Maafin aku kalau selama ini kamu berdiri dibelakang bayang-bayang Elang yang
tak bisa lepas dari ingatanku. Kalau saja kamu bisa melebihi Elang dalam hal
apapun, aku pasti bisa dengan mudahnya melupakan Elang. Aku bukan bermaksud
untuk menuntutmu menjadi yang lebih baik dari Elang. Aku juga tahu, hal yang
ada pada Elang belum tentu ada di kamu, begitu juga sebaliknya. Aku tidak
berani berjanji kepadamu kalau nantinya aku bisa mencintai kamu dengan tulus.
Tapi aku akan berusaha melakukan itu untukmu. Dan kalaupun nantinya aku tidak
bisa mencintai kamu dengan sepenuhnya, aku mohon pengertian kamu.” Hatiku terus
berucap sendiri. Kucoba menahan air mataku. Aku merasakan kegundahan yang
teramat besar. Aku sangat bingung saat ini. Ditambah masalah yang sedang aku
hadapi dirumah. Hmm, Tuhan, begitu lelahnya aku dengan cobaanmu ini.
***
Sesampainya aku dirumah, sebelum masuk kedalam, kucoba
menarik panjang nafasku. Setelah aku sudah merasa sedikit tenang dan siap,
kulangkahkan kakiku untuk membuka pintu. “Kamu kemana saja Senja baru pulang
jam segini? Main mulu!” Sambutan yang sangat hangat dari mamah. “Aku abis jalan
mah, maaf kalau aku pulangnya telat.” Jawabku lirih. “Kamu tuh ya males banget.

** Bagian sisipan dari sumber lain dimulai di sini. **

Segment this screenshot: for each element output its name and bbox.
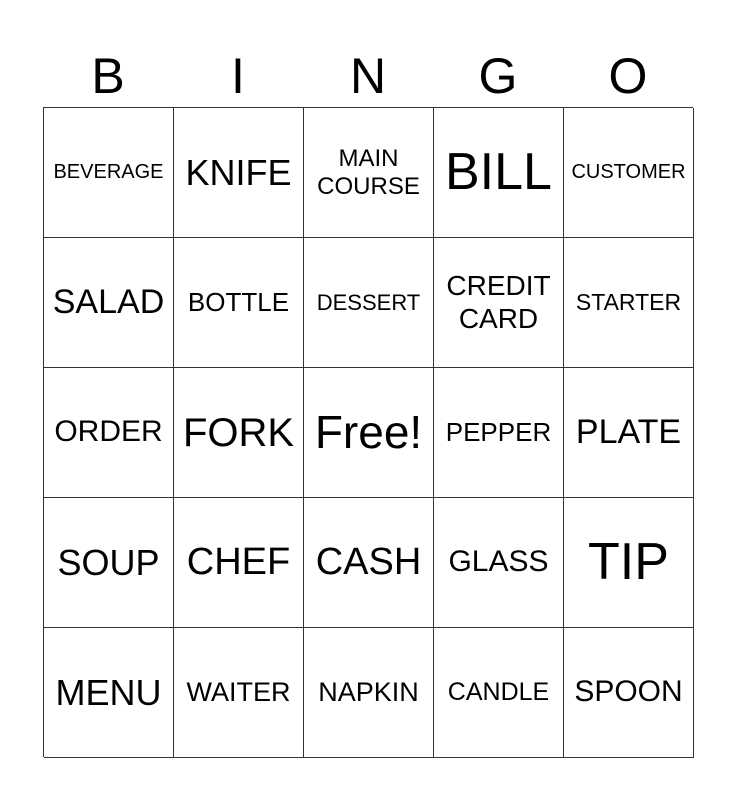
bingo-cell[interactable] — [564, 108, 694, 238]
bingo-cell[interactable] — [44, 628, 174, 758]
bingo-cell[interactable] — [174, 238, 304, 368]
bingo-cell[interactable] — [564, 238, 694, 368]
header-letter-i: I — [231, 48, 245, 104]
cell-label: CREDIT CARD — [446, 270, 551, 334]
cell-label: BEVERAGE — [53, 161, 164, 183]
cell-label: GLASS — [448, 545, 549, 579]
cell-label: DESSERT — [316, 289, 421, 315]
free-space-label: Free! — [314, 406, 423, 459]
bingo-cell[interactable] — [434, 628, 564, 758]
bingo-cell[interactable] — [44, 238, 174, 368]
cell-label: TIP — [588, 532, 669, 591]
cell-label: ORDER — [54, 415, 163, 449]
bingo-header — [43, 46, 693, 106]
cell-label: KNIFE — [185, 151, 292, 193]
cell-label: FORK — [182, 410, 295, 455]
bingo-cell[interactable] — [304, 238, 434, 368]
bingo-cell[interactable] — [564, 368, 694, 498]
cell-label: STARTER — [575, 289, 682, 316]
free-space-cell[interactable] — [304, 368, 434, 498]
cell-label: SPOON — [574, 675, 683, 709]
bingo-board — [43, 107, 693, 757]
cell-label: CHEF — [186, 540, 291, 583]
cell-label: BOTTLE — [187, 286, 290, 317]
bingo-cell[interactable] — [304, 498, 434, 628]
header-letter-n: N — [349, 48, 387, 104]
bingo-cell[interactable] — [44, 498, 174, 628]
bingo-cell[interactable] — [174, 628, 304, 758]
bingo-cell[interactable] — [174, 368, 304, 498]
cell-label: CUSTOMER — [571, 161, 686, 183]
cell-label: BILL — [445, 142, 552, 201]
bingo-cell[interactable] — [434, 498, 564, 628]
cell-label: CANDLE — [447, 678, 550, 707]
cell-label: PLATE — [575, 412, 682, 451]
bingo-cell[interactable] — [434, 368, 564, 498]
cell-label: SOUP — [57, 541, 160, 583]
bingo-cell[interactable] — [564, 498, 694, 628]
header-letter-o: O — [608, 48, 648, 104]
bingo-cell[interactable] — [44, 368, 174, 498]
header-letter-b: B — [91, 48, 125, 104]
bingo-cell[interactable] — [44, 108, 174, 238]
bingo-cell[interactable] — [174, 498, 304, 628]
cell-label: MAIN COURSE — [317, 144, 420, 200]
header-letter-g: G — [478, 48, 518, 104]
bingo-cell[interactable] — [304, 108, 434, 238]
cell-label: CASH — [315, 540, 422, 583]
bingo-cell[interactable] — [434, 108, 564, 238]
cell-label: WAITER — [186, 676, 291, 707]
cell-label: MENU — [55, 671, 162, 713]
bingo-cell[interactable] — [564, 628, 694, 758]
bingo-cell[interactable] — [434, 238, 564, 368]
cell-label: NAPKIN — [318, 676, 419, 707]
cell-label: SALAD — [52, 282, 165, 321]
bingo-cell[interactable] — [174, 108, 304, 238]
bingo-cell[interactable] — [304, 628, 434, 758]
cell-label: PEPPER — [445, 416, 552, 447]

Ga ada bantu-bantunya sama sekali. Kamu ga tau apa kalau mamah tuh cape kerja
sendirian. Sudah cape bekerja diluar buat sekolah kamu sama adik-adik kamu.
Dirumah juga cape karena kamu ga ada bantu-bantunya sama sekali!” Ucap mamah.
“Kenapa si mah aku selalu dimarah-marahin? Aku bantu-bantu ko dirumah, nyuci
piring, nyuci baju dan lain-lain. Tapi mamah ga pernah ngehargain aku. Mamah
Cuma bisa ngelampiasin emosi mamah yang harusnya buat papah malah ke aku!”
Kemudian aku berlari menuju kamarku dan mengunci pintu.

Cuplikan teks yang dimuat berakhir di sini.